REVIEW: “The Last Letter From Your Lover” (2021)

The new Netflix romantic drama “The Last Letter From Your Lover” strolls across three(ish) timelines to tell the story of two lovers who embark on one illicit love affair during the summer of 1965. Bouncing back and forth between the then and now, “The Last Letter” sets out to capture the look and feel of a classic Hollywood romance while at the same time contrasting it with a budding modern love story. It’s nothing we haven’t seen before, but there’s just enough spark to keep us caring.

Directed by Augustine Frizzell and written by Nick Payne and Esta Spalding, the film is an adaptation of a 2012 novel of the same name by Jojo Moyes.
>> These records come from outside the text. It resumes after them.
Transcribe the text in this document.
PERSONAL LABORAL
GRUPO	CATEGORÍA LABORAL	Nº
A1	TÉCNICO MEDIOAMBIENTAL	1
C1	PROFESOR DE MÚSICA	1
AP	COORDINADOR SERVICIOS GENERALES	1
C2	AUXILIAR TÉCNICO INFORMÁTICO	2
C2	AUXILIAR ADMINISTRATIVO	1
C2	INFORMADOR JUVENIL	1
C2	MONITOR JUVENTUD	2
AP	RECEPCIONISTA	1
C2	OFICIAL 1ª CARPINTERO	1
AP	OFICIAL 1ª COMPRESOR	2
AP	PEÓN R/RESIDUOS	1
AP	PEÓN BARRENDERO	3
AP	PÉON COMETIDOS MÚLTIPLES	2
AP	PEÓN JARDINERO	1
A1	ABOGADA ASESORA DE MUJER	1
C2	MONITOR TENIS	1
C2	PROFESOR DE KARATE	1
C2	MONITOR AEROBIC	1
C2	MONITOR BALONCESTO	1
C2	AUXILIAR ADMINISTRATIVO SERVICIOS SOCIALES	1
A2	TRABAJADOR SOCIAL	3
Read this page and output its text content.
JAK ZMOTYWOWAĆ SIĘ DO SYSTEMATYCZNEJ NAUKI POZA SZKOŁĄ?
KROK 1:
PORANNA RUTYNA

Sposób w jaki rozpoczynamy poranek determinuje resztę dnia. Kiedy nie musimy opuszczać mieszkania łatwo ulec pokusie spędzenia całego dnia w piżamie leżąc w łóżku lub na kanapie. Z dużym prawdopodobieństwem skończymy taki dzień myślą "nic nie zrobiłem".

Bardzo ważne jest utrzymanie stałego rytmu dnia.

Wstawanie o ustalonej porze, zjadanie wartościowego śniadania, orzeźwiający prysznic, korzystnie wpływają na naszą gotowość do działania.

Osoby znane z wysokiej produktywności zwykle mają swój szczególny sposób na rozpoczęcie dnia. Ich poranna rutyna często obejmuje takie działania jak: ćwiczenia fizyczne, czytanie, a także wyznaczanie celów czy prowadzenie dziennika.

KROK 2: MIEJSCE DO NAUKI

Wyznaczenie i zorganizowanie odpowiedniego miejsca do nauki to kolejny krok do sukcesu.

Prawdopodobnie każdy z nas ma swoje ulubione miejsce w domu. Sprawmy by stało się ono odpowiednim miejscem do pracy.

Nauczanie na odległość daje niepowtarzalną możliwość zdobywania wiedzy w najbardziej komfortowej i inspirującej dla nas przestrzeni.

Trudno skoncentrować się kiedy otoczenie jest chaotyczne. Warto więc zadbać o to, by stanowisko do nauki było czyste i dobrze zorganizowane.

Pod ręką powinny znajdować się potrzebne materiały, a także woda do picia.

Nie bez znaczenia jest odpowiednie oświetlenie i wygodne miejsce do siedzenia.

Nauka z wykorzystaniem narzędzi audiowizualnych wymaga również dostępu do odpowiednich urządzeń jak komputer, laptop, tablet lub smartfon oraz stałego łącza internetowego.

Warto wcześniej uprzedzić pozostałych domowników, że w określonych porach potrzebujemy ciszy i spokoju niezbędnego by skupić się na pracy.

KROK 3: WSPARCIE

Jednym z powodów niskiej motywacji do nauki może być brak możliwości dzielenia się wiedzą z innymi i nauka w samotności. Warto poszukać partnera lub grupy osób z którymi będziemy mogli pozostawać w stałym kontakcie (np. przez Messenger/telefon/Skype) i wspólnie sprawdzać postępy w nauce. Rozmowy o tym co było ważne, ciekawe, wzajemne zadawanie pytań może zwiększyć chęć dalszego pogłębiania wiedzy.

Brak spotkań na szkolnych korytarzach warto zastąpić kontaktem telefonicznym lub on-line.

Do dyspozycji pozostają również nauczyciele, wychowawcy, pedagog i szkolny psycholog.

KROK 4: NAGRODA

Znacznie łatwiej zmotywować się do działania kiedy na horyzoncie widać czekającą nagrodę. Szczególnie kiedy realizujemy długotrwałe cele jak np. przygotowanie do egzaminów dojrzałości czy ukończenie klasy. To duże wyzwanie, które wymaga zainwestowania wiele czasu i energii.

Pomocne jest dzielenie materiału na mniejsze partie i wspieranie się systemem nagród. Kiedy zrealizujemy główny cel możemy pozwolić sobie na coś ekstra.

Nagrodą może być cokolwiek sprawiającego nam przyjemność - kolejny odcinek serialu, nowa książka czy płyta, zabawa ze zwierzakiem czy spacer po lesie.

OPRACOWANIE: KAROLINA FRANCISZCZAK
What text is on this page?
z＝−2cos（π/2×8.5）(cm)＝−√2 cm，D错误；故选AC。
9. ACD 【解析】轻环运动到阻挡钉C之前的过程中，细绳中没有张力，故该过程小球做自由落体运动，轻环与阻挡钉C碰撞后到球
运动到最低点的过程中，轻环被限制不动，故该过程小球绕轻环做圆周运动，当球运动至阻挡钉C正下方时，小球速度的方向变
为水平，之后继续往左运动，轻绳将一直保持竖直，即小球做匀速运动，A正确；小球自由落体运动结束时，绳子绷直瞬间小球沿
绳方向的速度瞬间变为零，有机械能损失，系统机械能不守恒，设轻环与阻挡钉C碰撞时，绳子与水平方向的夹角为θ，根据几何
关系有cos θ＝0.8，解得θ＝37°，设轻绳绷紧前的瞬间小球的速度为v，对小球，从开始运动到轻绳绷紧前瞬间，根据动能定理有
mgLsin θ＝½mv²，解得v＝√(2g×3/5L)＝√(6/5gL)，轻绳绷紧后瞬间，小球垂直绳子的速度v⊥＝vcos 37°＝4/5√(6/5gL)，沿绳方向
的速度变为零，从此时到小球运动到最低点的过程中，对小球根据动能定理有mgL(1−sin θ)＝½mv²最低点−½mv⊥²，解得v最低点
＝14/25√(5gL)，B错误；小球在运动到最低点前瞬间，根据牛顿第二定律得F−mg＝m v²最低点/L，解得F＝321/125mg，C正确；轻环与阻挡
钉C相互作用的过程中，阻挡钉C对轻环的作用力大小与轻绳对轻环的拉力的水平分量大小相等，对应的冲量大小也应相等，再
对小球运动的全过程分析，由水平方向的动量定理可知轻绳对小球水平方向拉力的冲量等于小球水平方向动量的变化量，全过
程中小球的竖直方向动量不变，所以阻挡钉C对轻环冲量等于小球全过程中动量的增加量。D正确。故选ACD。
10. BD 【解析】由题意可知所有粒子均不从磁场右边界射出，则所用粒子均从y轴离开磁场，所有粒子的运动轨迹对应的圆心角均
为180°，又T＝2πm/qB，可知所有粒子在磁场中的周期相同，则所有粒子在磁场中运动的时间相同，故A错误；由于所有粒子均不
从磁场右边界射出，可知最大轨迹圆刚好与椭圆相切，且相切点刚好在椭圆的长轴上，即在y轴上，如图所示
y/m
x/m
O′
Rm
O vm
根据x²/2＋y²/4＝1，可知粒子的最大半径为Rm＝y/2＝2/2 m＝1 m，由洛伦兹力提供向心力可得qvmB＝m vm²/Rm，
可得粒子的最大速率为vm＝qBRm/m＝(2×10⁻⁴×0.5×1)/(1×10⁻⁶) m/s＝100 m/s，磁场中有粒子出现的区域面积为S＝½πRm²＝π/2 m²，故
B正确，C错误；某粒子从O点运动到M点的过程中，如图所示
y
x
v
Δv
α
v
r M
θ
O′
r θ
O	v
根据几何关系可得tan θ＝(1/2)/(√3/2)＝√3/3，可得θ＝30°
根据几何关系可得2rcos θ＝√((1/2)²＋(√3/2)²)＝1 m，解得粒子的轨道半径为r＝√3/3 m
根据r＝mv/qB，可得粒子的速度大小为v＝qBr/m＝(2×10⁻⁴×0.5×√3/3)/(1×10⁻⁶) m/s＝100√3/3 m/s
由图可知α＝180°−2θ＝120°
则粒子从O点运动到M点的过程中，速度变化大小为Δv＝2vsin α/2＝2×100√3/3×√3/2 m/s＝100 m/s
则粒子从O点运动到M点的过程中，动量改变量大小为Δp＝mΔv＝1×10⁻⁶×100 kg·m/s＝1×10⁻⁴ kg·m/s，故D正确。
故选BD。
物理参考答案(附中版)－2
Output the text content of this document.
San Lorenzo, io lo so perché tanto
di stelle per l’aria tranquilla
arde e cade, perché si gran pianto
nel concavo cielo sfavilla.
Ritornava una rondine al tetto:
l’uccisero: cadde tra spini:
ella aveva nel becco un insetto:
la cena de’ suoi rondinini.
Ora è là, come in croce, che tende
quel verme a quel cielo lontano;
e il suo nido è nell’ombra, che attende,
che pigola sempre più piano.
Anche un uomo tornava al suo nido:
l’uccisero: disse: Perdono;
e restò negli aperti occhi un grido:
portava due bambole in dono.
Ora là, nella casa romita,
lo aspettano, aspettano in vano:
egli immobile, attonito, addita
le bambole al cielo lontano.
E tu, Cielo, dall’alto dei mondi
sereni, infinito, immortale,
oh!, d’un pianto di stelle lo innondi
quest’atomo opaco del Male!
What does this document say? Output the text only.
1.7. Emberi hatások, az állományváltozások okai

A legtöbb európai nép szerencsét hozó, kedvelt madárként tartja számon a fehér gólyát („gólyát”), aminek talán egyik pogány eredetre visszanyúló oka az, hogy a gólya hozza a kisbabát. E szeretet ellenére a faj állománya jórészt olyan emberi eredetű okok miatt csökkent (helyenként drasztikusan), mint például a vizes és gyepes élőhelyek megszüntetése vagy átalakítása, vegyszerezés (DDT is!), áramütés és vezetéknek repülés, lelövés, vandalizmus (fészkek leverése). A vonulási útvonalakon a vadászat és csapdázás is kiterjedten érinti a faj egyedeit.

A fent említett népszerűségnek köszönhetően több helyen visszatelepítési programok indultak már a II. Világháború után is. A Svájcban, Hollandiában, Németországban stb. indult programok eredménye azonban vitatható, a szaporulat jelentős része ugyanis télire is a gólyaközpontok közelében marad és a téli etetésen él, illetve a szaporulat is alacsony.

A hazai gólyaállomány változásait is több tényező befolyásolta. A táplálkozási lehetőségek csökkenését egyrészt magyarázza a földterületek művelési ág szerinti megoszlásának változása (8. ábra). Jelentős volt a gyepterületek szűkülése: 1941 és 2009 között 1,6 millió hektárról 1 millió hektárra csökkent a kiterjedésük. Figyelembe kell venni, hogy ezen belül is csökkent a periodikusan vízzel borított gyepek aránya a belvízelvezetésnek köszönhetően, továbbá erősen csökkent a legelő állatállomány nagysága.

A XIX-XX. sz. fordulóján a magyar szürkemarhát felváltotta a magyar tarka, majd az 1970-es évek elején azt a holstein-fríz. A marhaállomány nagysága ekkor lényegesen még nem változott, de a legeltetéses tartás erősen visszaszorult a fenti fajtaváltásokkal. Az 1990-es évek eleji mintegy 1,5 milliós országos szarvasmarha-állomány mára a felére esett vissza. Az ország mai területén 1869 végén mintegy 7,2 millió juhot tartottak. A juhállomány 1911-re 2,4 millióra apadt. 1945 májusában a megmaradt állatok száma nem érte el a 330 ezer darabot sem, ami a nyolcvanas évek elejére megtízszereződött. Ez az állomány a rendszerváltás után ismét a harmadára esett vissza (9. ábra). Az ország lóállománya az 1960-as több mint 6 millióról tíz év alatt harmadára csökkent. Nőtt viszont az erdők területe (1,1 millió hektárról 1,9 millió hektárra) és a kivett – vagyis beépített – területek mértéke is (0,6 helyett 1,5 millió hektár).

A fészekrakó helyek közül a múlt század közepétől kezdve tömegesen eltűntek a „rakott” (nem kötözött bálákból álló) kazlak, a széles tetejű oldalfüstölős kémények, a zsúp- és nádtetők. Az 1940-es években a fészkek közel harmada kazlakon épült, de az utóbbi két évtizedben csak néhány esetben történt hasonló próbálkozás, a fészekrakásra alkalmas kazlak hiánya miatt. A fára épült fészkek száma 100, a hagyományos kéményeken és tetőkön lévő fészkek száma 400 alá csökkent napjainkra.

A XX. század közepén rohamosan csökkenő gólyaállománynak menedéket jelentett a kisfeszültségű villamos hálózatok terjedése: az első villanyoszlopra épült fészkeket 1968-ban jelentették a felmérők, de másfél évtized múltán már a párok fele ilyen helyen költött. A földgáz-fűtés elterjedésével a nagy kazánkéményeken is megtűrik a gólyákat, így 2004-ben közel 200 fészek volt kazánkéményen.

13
The time-hopping narrative begins in 1965 London. Jenny (Shailene Woodley) sits in the car gazing out the window with a look of poorly veiled apprehension and uncertainty. A scar on the left side of her face runs from the corner of her eye to mid-cheek, hinting at the story we’re about to be told. “Everything’s going to be fine darling” says her seemingly concerned husband Larry (Joe Alwyn).

Image Courtesy of Netflix

We learn Jenny is returning home from the hospital following a serious car accident. In addition the the scar, the wreck also left her with short-term memory loss. But when she stumbles upon a letter tucked away in a book, pieces of her memory slowly start falling back into place. She begins to recall details of a romantic relationship she had with a young writer named Anthony (Callum Turner). Soon she’s searching everywhere for more letters that can help her remember this man and what he meant to her.

Jump ahead to current day. Ellie Haworth (Felicity Jones) is a features writer for the London Chronicle who comes across an old love letter while researching for another story. It’s addressed to someone called “J” from someone going by “Boot”. Captivated, Ellie begins looking for more letters, enlisting the help of the company’s jittery archivist Rory (played with just the right amount of humor and warmth by Nabhaan Rizwan).

Now stay with me, Jenny in 1965 and Ellie in the present day begin pasting together the romance behind the letters. The movie hops back six months prior to Jenny’s car accident when she and Larry are in the French Riviera. There she meets Anthony O’Hare who’s in town to write a piece on her husband. Hurt by her husband’s belittlement and neglect, Jenny sees the opposite in Anthony and soon the two are engaged in a whirlwind affair across the beautiful French countryside.

As you can probably guess (or if you saw the trailer) all of storylines eventually converge with various degrees of success. For the most part Frizzell holds it all together (the time-jumping is a little clunky but never becomes convoluted or overbearing). And while the story has its share of contrivances, Frizzell maintains a good sense of pacing so we never get stuck in one place very long. Also, I wouldn’t call the film visually flavorful, but Frizzell and DP George Steel do give us several scenes, almost exclusively in the 1965 setting, that crackle with old Hollywood style.

Image Courtesy of Netflix

The movie’s biggest issue comes with the current day storyline where Ellie begins a romance of her own with Rory; one that never gets above room temperature. Not enough time is given to building the connection between them and their relationship feels like an awkward inevitability, existing strictly because it’s in the script. The movie could lose the entire angle and never miss a beat.

In a very real way I’m glad “The Last Letter From Your Lover” exists. It’s extremely rare to get a true romance these days, not a romcom or a teeny flick, but a straight-up old-school romance soaked with longing and full of heart-pumping desire. They don’t come along very often. Today’s filmmakers have no interest in them and studios seem happy to leave them for the Hallmark Channel made-for-television assembly line. But there is something robustly cinematic about a well-made romance. “The Last Letter From Your Lover” isn’t the movie to usher in a new wave of romance films, but it does give a little taste of what the genre can be. I just wish it was a more filling meal. “The Last Letter From Your Lover” is now streaming on Netflix.